Among its many recommendations, the Lancet Child and Adolescent Health Commission calls for an end to children experiencing pain when receiving routine vaccinations, drawing on the findings and recommendations from a study published in 2015.

“Vaccination pain management is a great example of an area where we have tons of proven science on how to make needles hurt less, but most parents and many health professionals are unaware of that science,” says Dr. Chambers. “For example, for school-aged children, applying a topical anesthetic cream before the procedure, as well as simple distraction and relaxation, are proven pain control methods for children.”

These strategies are in a YouTube video Dr. Chambers and her team created for parents back in 2013 that has now been viewed over 250,000 times. For babies, other proven pain control strategies such as breastfeeding or using sucrose (sugar water) have been shown to significantly reduce pain. You can find more resources and tips for parents and others on procedure pain management at the team’s website, www.itdoesnthavetohurt.ca.

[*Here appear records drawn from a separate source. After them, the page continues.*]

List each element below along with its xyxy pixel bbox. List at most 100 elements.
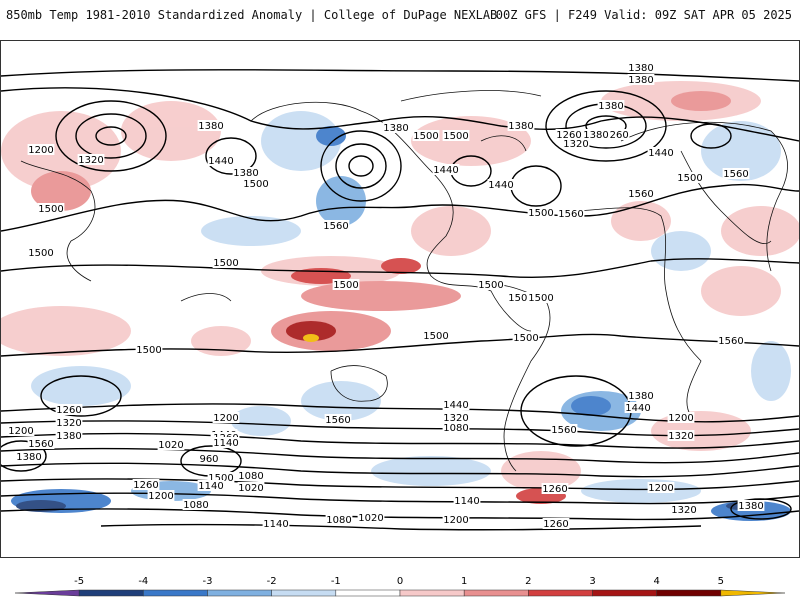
svg-text:1380: 1380 [16,452,41,463]
contour-label: 1200 [147,490,175,502]
contour-label: 1020 [157,439,185,451]
svg-text:1200: 1200 [648,483,673,494]
contour-label: 1500 [676,172,704,184]
contour-label: 1380 [55,430,83,442]
contour-label: 1380 [737,500,765,512]
svg-text:1500: 1500 [333,280,358,291]
contour-label: 1260 [602,129,630,141]
contour-label: 1380 [597,100,625,112]
svg-text:1500: 1500 [423,331,448,342]
contour-label: 1320 [562,138,590,150]
svg-text:1260: 1260 [56,405,81,416]
svg-text:1380: 1380 [233,168,258,179]
svg-text:1380: 1380 [738,501,763,512]
svg-text:1500: 1500 [38,204,63,215]
svg-text:1320: 1320 [78,155,103,166]
contour-label: 1560 [722,168,750,180]
svg-text:1500: 1500 [508,293,533,304]
svg-text:1560: 1560 [551,425,576,436]
contour-label: 1560 [627,188,655,200]
contour-label: 1560 [557,208,585,220]
contour-label: 1500 [477,279,505,291]
svg-text:1500: 1500 [136,345,161,356]
colorbar-tick-label: 2 [525,576,531,587]
svg-text:1080: 1080 [443,423,468,434]
svg-text:1500: 1500 [213,258,238,269]
svg-text:1560: 1560 [723,169,748,180]
contour-label: 1500 [212,257,240,269]
contour-label: 1200 [647,482,675,494]
contour-label: 1560 [717,335,745,347]
svg-text:1380: 1380 [508,121,533,132]
svg-text:1320: 1320 [563,139,588,150]
contour-label: 1500 [512,332,540,344]
contour-label: 1080 [325,514,353,526]
contour-label: 1440 [487,179,515,191]
contour-label: 1260 [555,129,583,141]
svg-text:1500: 1500 [443,131,468,142]
contour-label: 1380 [197,120,225,132]
svg-text:1080: 1080 [326,515,351,526]
contour-label: 1320 [77,154,105,166]
svg-text:1020: 1020 [358,513,383,524]
contour-label: 1200 [212,412,240,424]
contour-label: 1560 [550,424,578,436]
svg-text:1380: 1380 [56,431,81,442]
svg-text:1500: 1500 [413,131,438,142]
svg-text:1260: 1260 [603,130,628,141]
height-contours [1,69,799,531]
anomaly-shading [1,81,799,521]
svg-text:1080: 1080 [238,471,263,482]
contour-label: 1380 [627,62,655,74]
contour-label: 1080 [237,470,265,482]
colorbar-segment [399,589,465,597]
contour-label: 1500 [135,344,163,356]
contour-label: 1200 [667,412,695,424]
svg-text:1560: 1560 [323,221,348,232]
contour-label: 1080 [442,422,470,434]
header: 850mb Temp 1981-2010 Standardized Anomal… [0,0,800,30]
svg-text:1200: 1200 [443,515,468,526]
contour-label: 1440 [432,164,460,176]
colorbar-tick-label: -2 [267,576,277,587]
contour-labels: 1380138013801260120013201380144015001380… [7,62,765,530]
colorbar-segment [78,589,144,597]
contour-label: 1380 [627,74,655,86]
svg-text:1560: 1560 [718,336,743,347]
contour-label: 1560 [322,220,350,232]
contour-label: 1500 [242,178,270,190]
colorbar-segment [656,589,722,597]
svg-text:1500: 1500 [528,208,553,219]
colorbar-tick-label: 0 [397,576,403,587]
svg-text:1440: 1440 [648,148,673,159]
contour-label: 1440 [442,399,470,411]
contour-label: 1560 [324,414,352,426]
contour-label: 1020 [357,512,385,524]
colorbar: -5 -4 -3 -2 -1 0 1 2 3 4 5 [0,568,800,600]
svg-text:1500: 1500 [208,473,233,484]
svg-text:1140: 1140 [198,481,223,492]
svg-text:1380: 1380 [383,123,408,134]
svg-text:1440: 1440 [433,165,458,176]
contour-label: 1320 [670,504,698,516]
colorbar-tick-label: -1 [331,576,341,587]
svg-text:1320: 1320 [443,413,468,424]
colorbar-tick-label: -3 [203,576,213,587]
svg-text:1140: 1140 [213,438,238,449]
colorbar-tick-label: -4 [138,576,148,587]
contour-label: 1200 [7,425,35,437]
contour-label: 1440 [647,147,675,159]
colorbar-segment [207,589,272,597]
svg-text:1500: 1500 [28,248,53,259]
svg-text:1200: 1200 [8,426,33,437]
colorbar-segment [463,589,529,597]
svg-text:1200: 1200 [28,145,53,156]
contour-label: 1380 [232,167,260,179]
contour-label: 1080 [182,499,210,511]
svg-text:1320: 1320 [668,431,693,442]
svg-text:1380: 1380 [628,75,653,86]
svg-text:1320: 1320 [56,418,81,429]
contour-label: 1440 [624,402,652,414]
run-info: 00Z GFS | F249 Valid: 09Z SAT APR 05 202… [495,8,792,22]
colorbar-segment [271,589,337,597]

“While fear of needles/pain isn’t the only reason why people avoid vaccines, it is something we have simple strategies to address. And with the anticipated COVID vaccine, we’ll want to make sure that we are doing everything possible to reduce the pain associated with needles,” says Dr. Chambers. “One of the current projects we are leading out of my research lab, in collaboration with SKIP, is the development of an app for parents that will help them personalize and implement pain management strategies for procedures like vaccinations.”

Shedding light on children’s experiences


Caitriona, now 14 years older than when she started experiencing pain at age 12, has been working with the researchers from Bath, the USA, Canada, Europe and New Zealand on this report, adding her voice on behalf of a community of young people who are living with pain.

“I think this issue has been swept under the carpet for too long,” she says. “Still today, over 15 years on from my diagnosis with arthritis, I find people, including medical professionals, unaware of the condition or its effects on my day-to-day life. And when I speak to other young people, I find that sadly, very little seems to have changed in terms of how they experience pain or the support they receive.”

Dr. Chambers says these Lancet Commissions serve as real change catalysts for a field, and the fact that the area of children’s pain management was selected for focus at this time reinforces that the field is at a transformative tipping point in the field.

“Children’s pain management is finally getting the attention it deserves — children’s pain matters, needs to be understood, made visible, and made better,” she says.